So, I’ve been rather absent from bloggery lately due to spending evenings sorting through vast boxes of paper archives, moving books, applying for jobs to keep a roof over our heads, or attempting to sleep off this virus. I now have removed a cubic meter of paperness from our house, and transferred a few hundred books from one room to another. I still have the virus (or maybe a second one, as our students have not the best hygiene), but not the second job.
(Now, if anyone is looking for an experienced secondary or college tutor or after-school care for special-needs children, let me know via andreasbuzzing care of my gmail account.)
But aside from all that, there have been some thought-provoking ups and downs in the news that I don’t want to let pass before they become “olds”:
In an brief article in the New York Times, researchers from the Albert Einstein College of Medicine studied some 11,000 third-grade students, and found that recess helps improve behavioral problems, and that many children don’t get enough recess. We would all expect this to be in the category of “no shit!” news, but we also know that such assumptions don’t officially exist until someone has done a decent study proving such. So there you are: give your students recess before we all go Nutz, and don’t deprive them of recess as a punishment!

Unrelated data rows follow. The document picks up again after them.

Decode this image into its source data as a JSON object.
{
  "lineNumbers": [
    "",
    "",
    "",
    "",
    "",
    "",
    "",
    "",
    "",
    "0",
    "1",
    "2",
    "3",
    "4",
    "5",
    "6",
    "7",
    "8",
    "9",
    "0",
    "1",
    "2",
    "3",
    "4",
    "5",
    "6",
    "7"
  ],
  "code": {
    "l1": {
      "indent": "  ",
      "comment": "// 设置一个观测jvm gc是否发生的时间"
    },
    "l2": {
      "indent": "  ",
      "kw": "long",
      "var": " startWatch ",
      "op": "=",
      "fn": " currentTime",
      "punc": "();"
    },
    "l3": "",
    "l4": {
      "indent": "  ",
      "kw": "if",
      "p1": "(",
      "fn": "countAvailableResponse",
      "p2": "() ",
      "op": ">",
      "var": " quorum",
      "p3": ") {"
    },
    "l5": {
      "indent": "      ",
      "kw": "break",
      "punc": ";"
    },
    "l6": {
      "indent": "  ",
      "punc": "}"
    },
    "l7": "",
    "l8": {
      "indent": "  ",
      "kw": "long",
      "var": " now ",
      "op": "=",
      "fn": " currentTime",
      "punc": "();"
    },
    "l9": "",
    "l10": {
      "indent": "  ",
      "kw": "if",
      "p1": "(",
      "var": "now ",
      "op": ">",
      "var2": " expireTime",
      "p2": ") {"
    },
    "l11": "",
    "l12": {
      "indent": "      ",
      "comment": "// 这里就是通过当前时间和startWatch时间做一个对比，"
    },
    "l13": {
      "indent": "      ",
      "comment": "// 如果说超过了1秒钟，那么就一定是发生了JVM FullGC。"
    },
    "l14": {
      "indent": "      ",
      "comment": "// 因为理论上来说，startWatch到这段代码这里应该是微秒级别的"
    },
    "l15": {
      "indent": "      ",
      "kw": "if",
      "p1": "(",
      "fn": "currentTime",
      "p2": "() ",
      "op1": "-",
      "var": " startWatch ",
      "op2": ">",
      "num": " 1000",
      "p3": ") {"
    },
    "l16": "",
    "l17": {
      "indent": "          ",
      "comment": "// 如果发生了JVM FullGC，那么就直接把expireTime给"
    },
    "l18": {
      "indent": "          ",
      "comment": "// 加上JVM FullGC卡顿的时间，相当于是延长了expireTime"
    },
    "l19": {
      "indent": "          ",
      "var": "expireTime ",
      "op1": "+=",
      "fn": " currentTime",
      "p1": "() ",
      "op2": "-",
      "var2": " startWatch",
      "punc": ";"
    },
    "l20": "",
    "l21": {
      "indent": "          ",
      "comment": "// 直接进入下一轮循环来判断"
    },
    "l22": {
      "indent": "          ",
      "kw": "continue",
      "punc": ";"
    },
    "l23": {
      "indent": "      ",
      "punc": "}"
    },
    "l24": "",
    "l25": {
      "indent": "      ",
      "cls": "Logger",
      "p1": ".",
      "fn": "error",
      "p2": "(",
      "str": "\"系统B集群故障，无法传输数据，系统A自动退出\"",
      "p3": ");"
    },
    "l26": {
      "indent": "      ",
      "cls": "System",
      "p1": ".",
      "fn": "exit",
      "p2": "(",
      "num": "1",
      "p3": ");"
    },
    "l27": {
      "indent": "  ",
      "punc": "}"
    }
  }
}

Moving right along … as reported in the Orange County Register, Connie Kasari, an educational psychologist at UCLA discovered that six weeks of social skills training with autistic children does not help tremendously, but that what does help is … (get this) … teaching their typical peers how to be good friends. Basically, one cannot heap the onus of the social adaptation upon the autistic child, because they do not socialise in a vaccuum. Gee, imagine that!
On the other hand, I observed from a flashy piece on CNN.com, that if you call education “therapy”, then you can charge as much as $20,000 a week. Also, if you package a promotional piece as an amazing and heart-wrenching news story, you can get lots of high-exposure press. ($20,000 a week! Wow, that’s more than I make in a year; I must be doing something wrong.)

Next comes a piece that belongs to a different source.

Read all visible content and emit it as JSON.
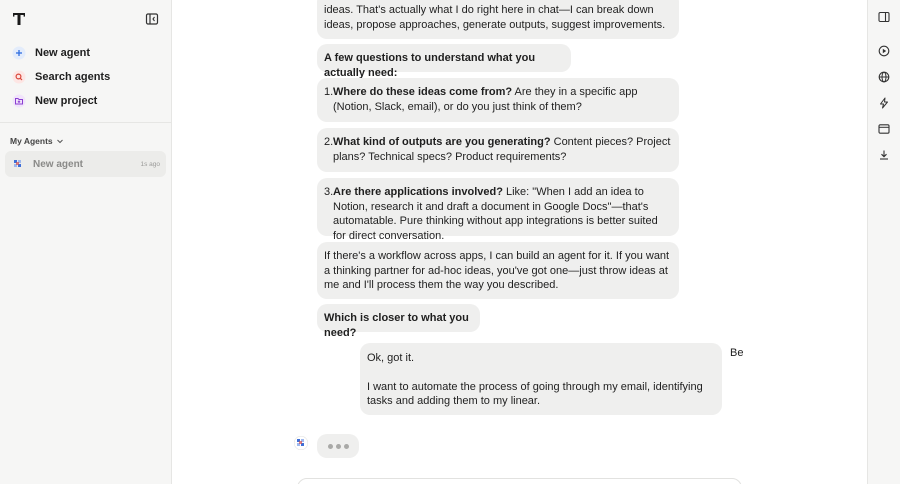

Totally unrelated to the realm of special education is this from the UK. The notoriously homophobic Westboro Baptist Church aims to picket at a production of The Laramie Project being done in Hampshire. The Telegraph chose to offer paper pulp space for Shirley Phelps-Roper, who went on for a number of paragraphs in this vein:
But your goofy queen and her adulterous whore of a son – YIKES put their hand and you all put your hands to mischief at every turn.
The antichrist is sitting now, in the Whitehouse, the time is SO SHORT – the Lord is coming and this generation is DOOMED!
Fortunately the BBC reassures us that the UK Border Agency isn’t letting members of the WBC into the country.
“Both these individuals have engaged in unacceptable behaviour by inciting hatred against a number of communities.
“We will continue to stop those who want to spread extremism, hatred and violent messages in our communities from coming to our country.
“The exclusions policy is targeted at all those who seek to stir up tension and provoke others to violence regardless of their origins and beliefs.”
I would like to extend my apologies as an American to the entire United Kingdom: I’m sorry our country manages to produce such bilious twits, and thank you for helping hold up the front against extremists.
Speaking of the BBC, apparently there are some parents who just can’t deal with the idea that a children’s show host only has one hand:
Nine official complaints have so far been lodged with the BBC – plus many more blog postings – about 29-year-old children’s television presenter Cerrie Burnell, who was born with only one hand. Parents have complained that they cannot let their children watch her because the sight will “possibly cause sleep problems”, that she is scaring toddlers, and that they are being forced to discuss the issue of disability with their offspring before they are ready.
I’m not familiar with the show(s) being referred to as we watch the BBC programmes for adults. But to be honest, even after glancing over the photograph, I had to read the text of the story to find out just what the foofaraw was about, because a one-handed person is just not that bizarre. (Uncommon, yes. Bizarre, no. Easier for the faceblind person to identify, very much so.) As editorialist Lucy Mangan points out, it’s not the children who are having problems, it’s the parents.
Young children are not inherently scared of disability and difference, merely curious. Furthermore, providing simple explanations is all that’s necessary, because for small children, everything in the world is novel. Novel, and more often than not, interesting instead of scary … just ask Dave Hingsburger.
So in the end, what’s the point to all these stories? That there are foolish, mean-hearted people everywhere, and we needn’t give in to them. And that children need to play, and to be taught how to be good friends with each other. Epecially so they grow up to be adults who know how to be friends with each other.